Any eyes that weren’t on him before swivelled round to catch the scene.

Bore them, she’d said. Somehow, Dominic suspected that wasn’t the most likely outcome of this situation.

* * *

‘Of course, I’ve always found...’ Lord Hassleton said, and Faith tuned out again, secure in the knowledge that the peer liked the sound of his own voice far too much to ever expect her to comment on what he was actually saying. As long as she nodded occasionally and kept a polite smile on her lips, she’d be fine. And maybe one day, if she was really lucky, one of those waiters with the trays of champagne would come her way and give her another glass. Or brain Lord Hassleton with the silver tray. She wasn’t fussy.

This was her role, for now. She’d got her parents to keep quiet about her return, hiding out in her room until the photographers outside Fowlmere Manor grew bored. But it seemed her father was deadly serious about them working together on the regeneration. She couldn’t hide for ever, not if they were going to save the Manor, he said. They needed to get out there, meet people, start making new connections, new networks. And no one pulled a guilt trip quite like her father, so here she was, shaking hands, smiling politely and wishing she was anywhere else in the world.

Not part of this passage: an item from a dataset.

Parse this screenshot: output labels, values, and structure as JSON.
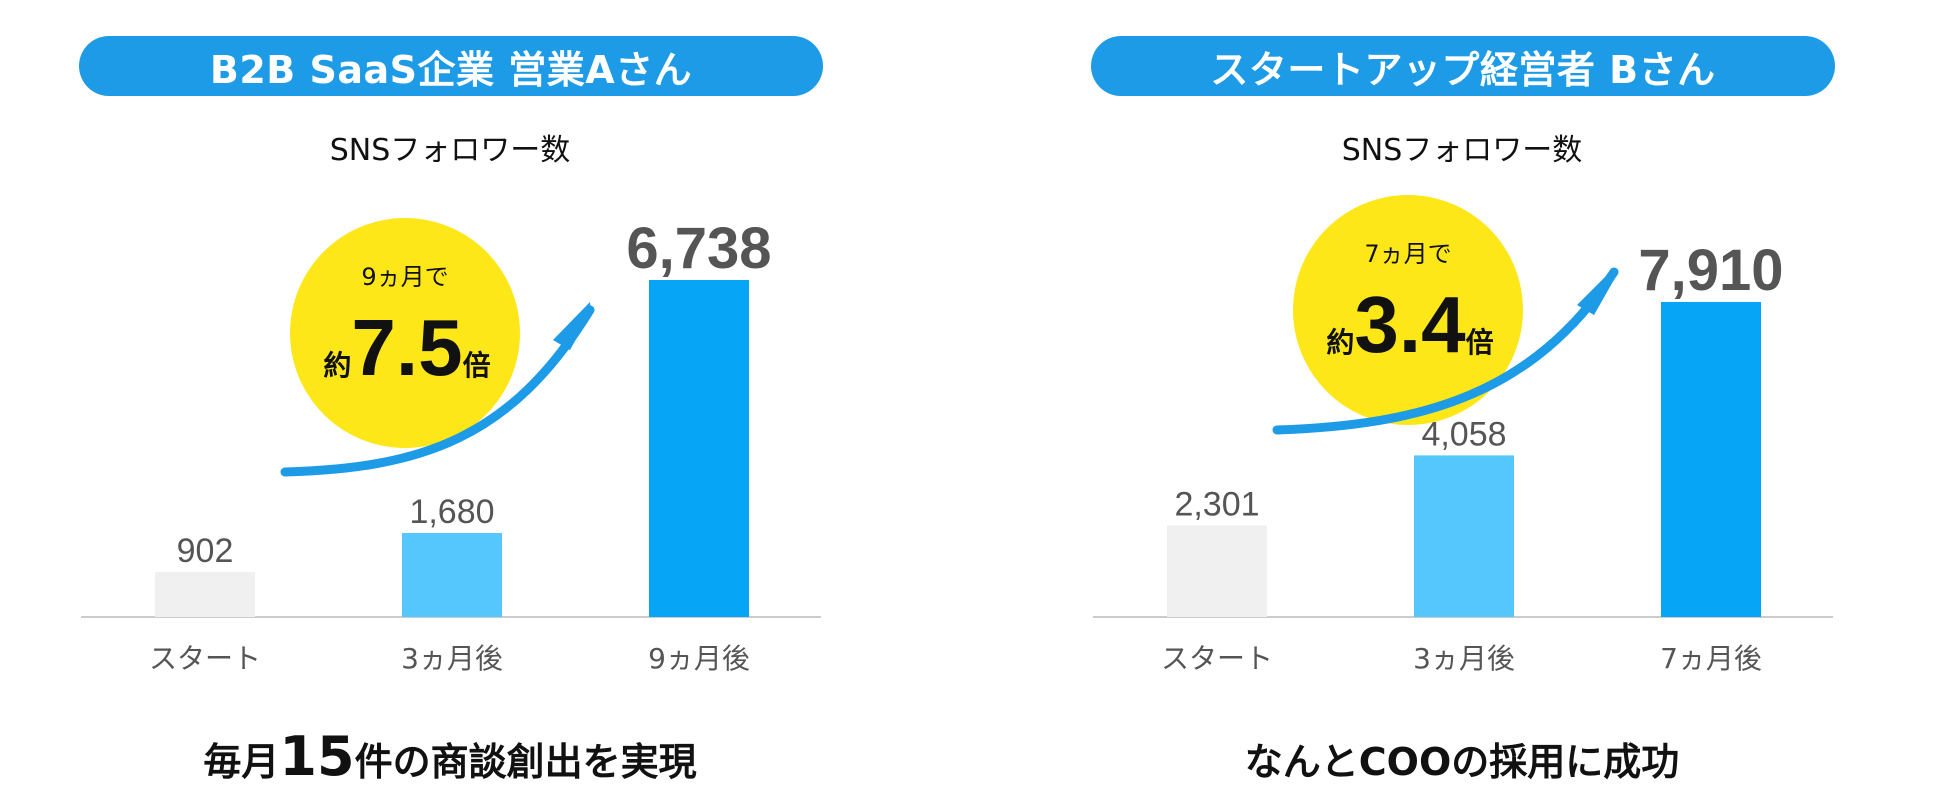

It was only until her father got everything up and running, she told herself. After the intense interest about her return in the media, she needed this new boring Faith to make people forget her past. Then she could get on with fixing her future.

‘Faith!’ The bright voice to her left made Faith freeze. She didn’t relax one iota when she realised who it was.

‘Oh, Lord Hassleton,’ Sylvia said, her tone light and happy and lots of other things Faith wouldn’t really expect from Dominic’s sister. ‘I’m
so
sorry to interrupt. But you don’t mind if I steal Lady Faith away from you for just a moment or two, do you? It’s been an
age
since I saw her, and I’m
dying
to catch up.’

Lord Hassleton looked down at Sylvia’s petite hand on his chubby arm and said, ‘No, no, of course not. You gels go and...talk, or whatever.’ He turned to Faith, and she quickly twisted her lips back into the fake smile she’d perfected in the mirror. ‘We’ll continue this another time, Lady Faith.’

‘I look forward to it,’ Faith lied.

But as she turned away from Lord Hassleton and let Sylvia lead her across the room, she started to think she might have had a better time listening to another hour’s rambling on sewage works near his estate, or whatever it was the man had been going on about.

Just steps away stood Dominic, watching her with wary eyes. How had she not noticed him come in? Too busy trying to stay awake while listening to Lord Hassleton drone on, she supposed. But now... Now she could feel the stares on her back, the anticipation in the room. Everyone knew they’d been together. Everyone knew she hadn’t been seen again since, until tonight. And everyone was waiting to see what would happen next.

‘I don’t think this is a good idea, Sylvia,’ she said, slowing to a halt.

‘Trust me, it is.’ Sylvia tucked a hand through Faith’s arm and dragged her forward, smiling like a politician. ‘Like I told him, the only way this ends is if you two act like it doesn’t matter.’

But it does matter,
Faith didn’t say.

‘Faith,’ Dominic said as they reached him, his voice cold and clipped. ‘I wouldn’t have expected to see you here.’

‘I lost a bet,’ Faith joked, and watched as Dominic’s eyebrows sank into a frown.

Sylvia glanced between them, eyes wide. ‘You know what? I think maybe I’d better leave you two to this.’

‘Probably safest,’ Faith agreed with a nod. Then, glancing around the room, she watched as every person there suddenly pretended not to be staring at them.

‘Actually,’ Faith said, turning away so most people couldn’t see her face, ‘why don’t we take this conversation out onto the balcony, Lord Beresford? Fewer witnesses that way.’

Sylvia’s eyes grew wider still, but Dominic just gave a sharp nod and took her arm. ‘Let’s go.’